TÜRKİYE JEOPOLİTİK OLARAK VAZGEÇİLMEZ
Yıldız Teknik Üniversitesi Öğretim Üyesi Prof. Dr. Mesut Karakaş ise Türkiye’nin jeopolitik konumunun bölgeselleşme çağında belirleyici olacağını vurgulayarak, “Türkiye, coğrafi konumu itibarıyla küresel sistemde vazgeçilemeyecek bir ülke. Ne Avrupa Birliği ne de Asya bloğu Türkiye’yi dışlayamaz. Savunma sanayindeki gelişmeler de yalnızca askeri değil, sivil teknolojiler açısından da yeni kapılar açıyor” dedi. Karakaş, bu nedenle sektörel kredi mekanizmalarının yeniden yapılandırılması gerektiğini belirterek, stratejik alanlarda özel ve düşük maliyetli finansman modelleri oluşturulmasının yatırımları hızlandıracağını söyledi.
TEDARİK HIZI ÖNEMLİ
Geleceğin küresel rekabetinin üretimde verimlilikle ve tedarikteki lojistik planlama hızı ile ölçüleceğini söyleyen Karakaş, bunun da ancak yüksek teknoloji ve nitelikli insan kaynağı ile mümkün olabileceğine dikkat çekti. Türkiye’nin henüz yapay zekada geç kalmadığını belirten Karakaş, “Mikroçip üretiminde güçlü ülkelerle işbirliği yapılmalı; yapay zeka uygulamaları ve entegrasyonunda hızlı ilerlememiz mümkün, elverişli bir altyapımız var” dedi.
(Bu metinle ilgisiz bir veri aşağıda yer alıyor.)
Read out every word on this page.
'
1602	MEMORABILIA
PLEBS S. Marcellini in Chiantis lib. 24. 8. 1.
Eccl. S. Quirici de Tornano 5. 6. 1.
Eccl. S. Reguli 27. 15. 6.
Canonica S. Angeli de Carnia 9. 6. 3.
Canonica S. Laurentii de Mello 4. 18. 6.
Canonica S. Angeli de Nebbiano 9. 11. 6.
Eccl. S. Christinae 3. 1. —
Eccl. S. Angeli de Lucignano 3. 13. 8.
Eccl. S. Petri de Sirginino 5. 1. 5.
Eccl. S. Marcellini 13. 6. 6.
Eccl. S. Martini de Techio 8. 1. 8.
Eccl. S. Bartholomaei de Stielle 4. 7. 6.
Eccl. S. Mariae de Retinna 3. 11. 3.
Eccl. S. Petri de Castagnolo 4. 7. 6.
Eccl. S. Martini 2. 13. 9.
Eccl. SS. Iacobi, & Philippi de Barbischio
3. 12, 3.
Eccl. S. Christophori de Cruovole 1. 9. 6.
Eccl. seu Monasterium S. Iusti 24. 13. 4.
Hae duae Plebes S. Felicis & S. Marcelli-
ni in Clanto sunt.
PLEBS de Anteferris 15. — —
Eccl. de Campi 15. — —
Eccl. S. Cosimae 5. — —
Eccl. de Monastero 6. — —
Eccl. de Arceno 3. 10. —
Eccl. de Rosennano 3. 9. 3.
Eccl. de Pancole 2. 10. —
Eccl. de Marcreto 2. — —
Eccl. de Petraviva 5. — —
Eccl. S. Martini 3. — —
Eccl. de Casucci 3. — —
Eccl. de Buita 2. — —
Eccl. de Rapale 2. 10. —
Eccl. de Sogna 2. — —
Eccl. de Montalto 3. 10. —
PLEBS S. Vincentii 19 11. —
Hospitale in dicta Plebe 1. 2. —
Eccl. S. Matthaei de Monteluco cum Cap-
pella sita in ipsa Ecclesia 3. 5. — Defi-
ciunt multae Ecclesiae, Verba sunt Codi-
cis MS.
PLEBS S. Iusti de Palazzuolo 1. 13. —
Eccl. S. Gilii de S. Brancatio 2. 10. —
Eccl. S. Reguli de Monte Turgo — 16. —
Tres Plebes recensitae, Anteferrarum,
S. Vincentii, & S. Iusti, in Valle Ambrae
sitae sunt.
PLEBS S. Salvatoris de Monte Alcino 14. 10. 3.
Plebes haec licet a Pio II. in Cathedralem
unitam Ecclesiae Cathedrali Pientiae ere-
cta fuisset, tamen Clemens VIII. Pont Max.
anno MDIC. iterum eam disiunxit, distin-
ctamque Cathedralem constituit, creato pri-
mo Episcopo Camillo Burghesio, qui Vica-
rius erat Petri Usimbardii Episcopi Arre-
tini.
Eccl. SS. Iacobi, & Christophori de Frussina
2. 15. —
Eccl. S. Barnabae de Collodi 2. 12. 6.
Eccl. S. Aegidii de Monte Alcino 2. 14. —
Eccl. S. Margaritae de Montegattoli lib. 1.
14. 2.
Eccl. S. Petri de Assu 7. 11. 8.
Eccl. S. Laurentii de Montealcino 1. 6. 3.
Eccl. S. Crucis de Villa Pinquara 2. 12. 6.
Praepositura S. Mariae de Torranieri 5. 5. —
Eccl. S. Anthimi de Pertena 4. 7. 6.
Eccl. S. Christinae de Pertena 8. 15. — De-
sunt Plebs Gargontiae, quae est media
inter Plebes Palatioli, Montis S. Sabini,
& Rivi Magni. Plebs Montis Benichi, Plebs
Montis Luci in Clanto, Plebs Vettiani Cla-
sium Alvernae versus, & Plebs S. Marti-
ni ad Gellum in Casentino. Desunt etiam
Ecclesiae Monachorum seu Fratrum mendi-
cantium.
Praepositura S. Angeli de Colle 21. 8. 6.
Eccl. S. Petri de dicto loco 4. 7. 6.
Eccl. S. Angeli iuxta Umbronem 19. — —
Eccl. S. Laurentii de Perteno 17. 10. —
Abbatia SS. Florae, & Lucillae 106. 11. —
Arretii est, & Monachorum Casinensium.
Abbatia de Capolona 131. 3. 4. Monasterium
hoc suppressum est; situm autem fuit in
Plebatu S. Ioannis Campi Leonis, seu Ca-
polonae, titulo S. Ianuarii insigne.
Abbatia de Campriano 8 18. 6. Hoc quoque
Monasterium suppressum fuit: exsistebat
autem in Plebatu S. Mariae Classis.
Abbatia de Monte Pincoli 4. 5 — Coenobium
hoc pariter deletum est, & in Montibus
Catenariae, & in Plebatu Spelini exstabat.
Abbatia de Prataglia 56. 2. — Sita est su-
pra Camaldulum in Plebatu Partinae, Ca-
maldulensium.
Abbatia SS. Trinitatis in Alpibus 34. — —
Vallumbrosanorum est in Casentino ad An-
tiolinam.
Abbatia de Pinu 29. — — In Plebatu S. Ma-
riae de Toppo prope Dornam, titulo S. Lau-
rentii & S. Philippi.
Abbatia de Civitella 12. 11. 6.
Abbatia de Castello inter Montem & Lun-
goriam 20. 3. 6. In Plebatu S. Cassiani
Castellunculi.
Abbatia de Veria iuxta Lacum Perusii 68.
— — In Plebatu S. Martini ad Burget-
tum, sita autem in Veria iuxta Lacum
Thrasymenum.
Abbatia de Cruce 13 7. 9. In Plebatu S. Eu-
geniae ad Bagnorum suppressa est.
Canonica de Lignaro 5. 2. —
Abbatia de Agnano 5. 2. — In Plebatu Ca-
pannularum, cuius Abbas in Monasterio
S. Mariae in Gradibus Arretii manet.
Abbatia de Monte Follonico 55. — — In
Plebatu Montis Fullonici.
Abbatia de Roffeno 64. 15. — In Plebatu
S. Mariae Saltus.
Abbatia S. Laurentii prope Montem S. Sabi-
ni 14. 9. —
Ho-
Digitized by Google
Eğitim sektörünün bu dönüşümde belirleyici olduğunu vurgulayan Karakaş, “İşgücü, yapay zeka temelli düşünme biçimine adapte olmalı. Üniversitelerde uygulamalı, iş odaklı bir eğitim sistemi geliştirilmeden teknolojik dönüşüm sürdürülebilir olamaz” diye konuştu.
ÜÇ EKSENDE DÖNÜŞÜM ŞART
Kocaeli Üniversitesi İktisat Bölümü Öğretim Üyesi Doç. Dr. Özgür Bayram Soylu, “Deglobalization süreci, Türkiye’yi bölgesel bir üretim ve teknoloji merkezi yapma potansiyeline sahip bir döneme taşıyor” yorumunu yaparak, bu potansiyelin sürdürülebilir kalkınmaya dönüşebilmesi için üç temel stratejik eksen önerdi: Yeşil sanayi dönüşümü, dijital üretim altyapısının güçlendirilmesi ve güvenilir yatırım ortamı.
Soylu, Türkiye’nin Avrupa, Asya ve Orta Doğu arasındaki doğal lojistik köprü konumuna; enerji hatları, ulaşım ağları ve çeşitlenmiş sanayi yapısına dikkat çekerek, şunları söyledi: “Sanayi bölgelerinde yenilenebilir enerji kullanımını zorunlu kılan düzenlemeler, enerji verimliliği yatırımları, yeşil sertifikasyon sistemleri ve karbon ayak izinin dijital takibi artık bir tercih değil, zorunluluk. Aynı şekilde, KOBİ’lerin dijital dönüşümüne destek veren yapay zeka odaklı üretim rehberleri, Türkiye’yi yalnızca ucuz işgücüyle değil, teknoloji kalitesiyle rekabet eden bir ülke haline getirir. Türkiye, genç ve yeniden beceri kazandırılabilir işgücü, dijital üretim kapasitesiyle 21. yüzyılın temiz dijital dönüşümünün merkezinde yer alabilir.”